A sua respiração fica mais pesada e lenta. Só de pensar no que ia fazer. Só de pensar no tipo de pessoa que se ia tornar. Só de pensar com o que teria de viver para o resto da vida. Nem ele sabia que tinha esse tipo de instintos e de pessoa dentro de si.
...
Se não fosse por Irene. Se não fosse pela chegada da sua vizinha que ainda não se apercebeu da sua presença, Damian...Damian teria presenciado uma morte. A morte de um humano. A morte de uma pessoa que lhe é próxima. A morte do seu amigo. A morte de Iza.
...
Tem que se acalmar um pouco. O seu coração está a andar muito...muito...lentamente. Será isto um ataque de pânico? Leva a mão ao peito para sentir o seu corpo a funcionar. Está como eu descrevi. A tensão passou, mas as memórias fazem-no relembrar do momento e do quão fora de si ele estava. Do quão assustador se tornou.
...
Perto do fim, Damian ainda conseguiu acordar. Com a pistola na mão tinha compreendido que as coisas estavam a ir longe demais. Porém, Iza estava mais determinado doque nunca. Tinha até a mão sob a sua arma. Mesmo que Damian não quisesse, Iza queria a morte e já tinha um certo controlo sob a arma.
...
O que é que aconteceu hoje? Como é que aquele seu amigo sorridente se tornou em alguém tão deprimido e triste a um ponto em que só acha que encontrará a felicidade na morte? Sim, porque ele queria morrer ali. Porquê? E porque é que teve de contar a verdade ao seu filho para morrer? Tlavez porque...não, certamente é isso...ele...Iza...aquele seu amigo contou a verdade a Jefff para enfurecer Damian ao ponto de o querer matar.
...
Se a sua cabeça estiver correta, então ele ia suceder. Iza ia arranjar o que queria. Ia conseguir morrer. E isso não facilita nada. Apenas faz a sua respiração engrossar mais ao ponto em que não conseguirá respirar pelo nariz. Damian começa a abrir a boca e a tomar golfadas de ar difíceis de engolir. Mesmo assim, nada está a funcionar. Talvez até estejam a piorar.
...
Que...Q-Que coisa complicada. Um a-ataque de p-pânico. Nunca t-tinha t-tido isto. É o s-seu primeiro e não p-parece estar a a-aguentar-se. Está a...a...c-ceder e r-rapidamente irá...irá...irá...vai d-desmaiar..........................
...
...
...
A consciência vai se afundando cada vez mais.
...
...
...
As suas pernas vão tremendo, preparando-se para deixar o corpo todo cair.
...
...
...
Tudo indicava a efetividade deste ataque quando...
...
...
...
A pessoa que parecia ausente marca a sua presença.

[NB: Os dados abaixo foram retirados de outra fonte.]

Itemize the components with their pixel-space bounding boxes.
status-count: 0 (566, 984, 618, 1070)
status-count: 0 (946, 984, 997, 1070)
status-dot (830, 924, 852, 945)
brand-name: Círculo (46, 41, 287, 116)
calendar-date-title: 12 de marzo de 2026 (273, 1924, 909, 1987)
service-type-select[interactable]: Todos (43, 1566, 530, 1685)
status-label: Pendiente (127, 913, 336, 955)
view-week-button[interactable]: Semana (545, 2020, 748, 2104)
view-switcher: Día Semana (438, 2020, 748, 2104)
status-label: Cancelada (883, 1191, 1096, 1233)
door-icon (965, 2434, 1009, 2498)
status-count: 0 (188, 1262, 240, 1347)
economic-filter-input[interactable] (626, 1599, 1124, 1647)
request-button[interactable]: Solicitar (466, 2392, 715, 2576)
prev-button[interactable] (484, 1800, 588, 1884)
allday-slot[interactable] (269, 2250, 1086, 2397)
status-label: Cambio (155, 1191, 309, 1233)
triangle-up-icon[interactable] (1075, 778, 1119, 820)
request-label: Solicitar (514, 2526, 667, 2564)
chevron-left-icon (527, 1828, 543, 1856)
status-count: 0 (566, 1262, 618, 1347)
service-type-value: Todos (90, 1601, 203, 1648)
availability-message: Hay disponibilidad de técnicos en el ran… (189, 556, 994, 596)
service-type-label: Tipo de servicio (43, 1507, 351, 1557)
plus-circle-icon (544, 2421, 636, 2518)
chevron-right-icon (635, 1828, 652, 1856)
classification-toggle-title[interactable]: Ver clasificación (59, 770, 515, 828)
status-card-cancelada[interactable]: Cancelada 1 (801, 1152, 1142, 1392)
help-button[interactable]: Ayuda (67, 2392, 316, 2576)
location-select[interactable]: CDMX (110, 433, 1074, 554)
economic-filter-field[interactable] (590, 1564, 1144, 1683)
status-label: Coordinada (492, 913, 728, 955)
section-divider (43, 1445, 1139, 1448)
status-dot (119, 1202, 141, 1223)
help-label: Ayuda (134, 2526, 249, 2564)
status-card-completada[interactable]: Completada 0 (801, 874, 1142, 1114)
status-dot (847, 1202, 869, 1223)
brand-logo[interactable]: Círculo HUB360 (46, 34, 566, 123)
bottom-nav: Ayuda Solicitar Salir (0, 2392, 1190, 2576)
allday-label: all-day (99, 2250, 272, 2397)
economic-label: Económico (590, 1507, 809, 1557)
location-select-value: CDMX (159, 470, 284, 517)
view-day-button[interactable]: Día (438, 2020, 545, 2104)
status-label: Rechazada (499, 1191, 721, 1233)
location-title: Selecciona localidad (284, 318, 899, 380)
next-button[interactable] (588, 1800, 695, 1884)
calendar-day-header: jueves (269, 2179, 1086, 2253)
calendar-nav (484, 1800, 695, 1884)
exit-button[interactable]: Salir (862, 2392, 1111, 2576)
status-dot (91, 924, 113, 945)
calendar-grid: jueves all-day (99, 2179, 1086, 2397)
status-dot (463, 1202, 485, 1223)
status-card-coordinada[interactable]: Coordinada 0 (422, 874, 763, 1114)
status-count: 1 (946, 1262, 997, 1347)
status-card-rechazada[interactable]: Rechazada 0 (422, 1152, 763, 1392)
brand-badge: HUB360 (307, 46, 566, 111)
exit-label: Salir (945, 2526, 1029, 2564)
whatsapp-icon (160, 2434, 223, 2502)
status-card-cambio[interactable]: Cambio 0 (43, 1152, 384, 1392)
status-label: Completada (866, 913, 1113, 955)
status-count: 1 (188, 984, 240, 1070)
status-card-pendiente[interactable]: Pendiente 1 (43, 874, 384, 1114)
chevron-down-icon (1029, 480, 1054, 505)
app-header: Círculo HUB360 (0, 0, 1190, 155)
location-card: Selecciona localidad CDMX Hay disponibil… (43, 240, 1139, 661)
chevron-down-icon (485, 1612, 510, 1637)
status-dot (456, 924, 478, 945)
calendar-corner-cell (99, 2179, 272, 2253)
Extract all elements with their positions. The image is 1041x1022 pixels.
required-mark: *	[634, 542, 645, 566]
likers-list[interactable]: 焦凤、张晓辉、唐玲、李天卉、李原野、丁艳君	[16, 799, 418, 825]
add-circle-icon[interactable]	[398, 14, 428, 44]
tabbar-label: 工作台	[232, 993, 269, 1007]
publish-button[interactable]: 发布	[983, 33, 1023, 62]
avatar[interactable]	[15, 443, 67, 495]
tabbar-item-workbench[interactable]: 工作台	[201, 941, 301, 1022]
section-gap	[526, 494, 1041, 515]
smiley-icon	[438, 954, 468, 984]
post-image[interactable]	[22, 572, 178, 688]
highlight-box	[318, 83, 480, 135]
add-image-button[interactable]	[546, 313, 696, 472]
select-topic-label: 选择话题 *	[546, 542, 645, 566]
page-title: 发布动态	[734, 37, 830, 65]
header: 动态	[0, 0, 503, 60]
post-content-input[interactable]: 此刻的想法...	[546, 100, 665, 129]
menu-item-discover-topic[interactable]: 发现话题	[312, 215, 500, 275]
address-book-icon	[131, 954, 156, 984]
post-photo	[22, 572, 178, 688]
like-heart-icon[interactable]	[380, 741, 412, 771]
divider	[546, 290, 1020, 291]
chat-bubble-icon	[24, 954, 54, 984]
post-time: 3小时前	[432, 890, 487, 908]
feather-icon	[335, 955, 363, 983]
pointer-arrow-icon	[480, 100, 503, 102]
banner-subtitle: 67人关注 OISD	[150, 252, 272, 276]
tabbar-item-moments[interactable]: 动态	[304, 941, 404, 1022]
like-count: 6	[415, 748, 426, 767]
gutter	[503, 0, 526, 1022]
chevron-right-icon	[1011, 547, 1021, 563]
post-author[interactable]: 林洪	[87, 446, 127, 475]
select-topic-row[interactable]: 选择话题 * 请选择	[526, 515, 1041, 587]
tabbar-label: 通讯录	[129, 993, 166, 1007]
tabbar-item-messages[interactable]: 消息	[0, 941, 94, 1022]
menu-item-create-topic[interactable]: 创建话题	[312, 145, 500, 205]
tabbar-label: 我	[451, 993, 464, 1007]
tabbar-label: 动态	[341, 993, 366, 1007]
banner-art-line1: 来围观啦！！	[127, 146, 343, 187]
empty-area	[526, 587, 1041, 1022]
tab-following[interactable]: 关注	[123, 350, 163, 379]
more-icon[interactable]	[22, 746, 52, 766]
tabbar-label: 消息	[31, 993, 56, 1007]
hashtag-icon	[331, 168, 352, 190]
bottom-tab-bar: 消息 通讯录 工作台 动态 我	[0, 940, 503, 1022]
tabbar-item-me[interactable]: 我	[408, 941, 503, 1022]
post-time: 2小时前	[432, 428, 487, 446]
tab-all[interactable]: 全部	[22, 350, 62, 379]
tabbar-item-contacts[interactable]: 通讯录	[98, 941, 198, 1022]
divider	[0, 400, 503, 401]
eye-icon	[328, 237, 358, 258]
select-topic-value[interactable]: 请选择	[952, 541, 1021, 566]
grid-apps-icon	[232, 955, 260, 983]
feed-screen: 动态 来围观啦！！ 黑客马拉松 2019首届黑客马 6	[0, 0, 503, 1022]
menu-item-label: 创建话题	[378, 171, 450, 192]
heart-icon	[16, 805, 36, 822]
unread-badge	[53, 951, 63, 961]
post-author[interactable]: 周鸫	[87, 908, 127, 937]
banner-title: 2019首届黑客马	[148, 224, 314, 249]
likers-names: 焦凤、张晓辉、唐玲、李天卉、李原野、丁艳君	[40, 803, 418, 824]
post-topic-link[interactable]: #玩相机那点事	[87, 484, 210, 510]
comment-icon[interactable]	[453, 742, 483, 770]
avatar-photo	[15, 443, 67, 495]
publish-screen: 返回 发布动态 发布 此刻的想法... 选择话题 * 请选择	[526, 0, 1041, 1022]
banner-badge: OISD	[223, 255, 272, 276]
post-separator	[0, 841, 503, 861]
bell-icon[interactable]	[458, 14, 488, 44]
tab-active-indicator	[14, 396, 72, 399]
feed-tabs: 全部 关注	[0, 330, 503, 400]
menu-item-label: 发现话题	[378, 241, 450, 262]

Irene: "Senhor Damian? Está aí! Tudo bem?"
Diz entusiasticamente a única pessoa na rua, só agora se apercebendo da sua presença.
...
Damian: "Ha!"
Sente como se tivesse sido acordado com pesadelo sobre a lua cheia que brilha sobre ele. Como se tivesse levado um choque, as suas pernas ganham uma força de origem estranha. O seu coração volta a acelerar e ganha um ritmo mais normal e não tão lento.
Volta à vida. Tudo graças à pessoa mais inesperada. Irene. Agora que ganha controlo sobre o seu corpo, a sua visão regressa. Ele tira a mão do peito e faz um esforço para parecer que não tem nada de mal. Coloca o olhar para a frente e vira-se para a esquerda, onde está a senhora a olhar para ele com um brilho nos olhos.
Irene: "Parece cansado, senhor Damian."
Damian: "..."
Ainda está a gnhar domínio sobre a voz de volta. Mas enquanto espera um pouco, faz um sorriso muito falso, pretendendo evitar ali um diálogo e ter de inventar explicações. Especialmente, porque ele até estava com urgência para ir ver o seu filho. Queria ver se ele estava bem. Se Iza não lhe fez algo de mal a um nível físico.
Irene: "Está a ouvir-me? Perguntei se está tudo bem consigo?"
Insiste com a pergunta que não quer calar. Felizmente, calhou mesmo no momento em que Damian volta a conseguir falar.
Damian: "N-Não, se preocupe. Está tudo bem. Só um pouco cansado. Sabe como é. O trabalho nunca acaba."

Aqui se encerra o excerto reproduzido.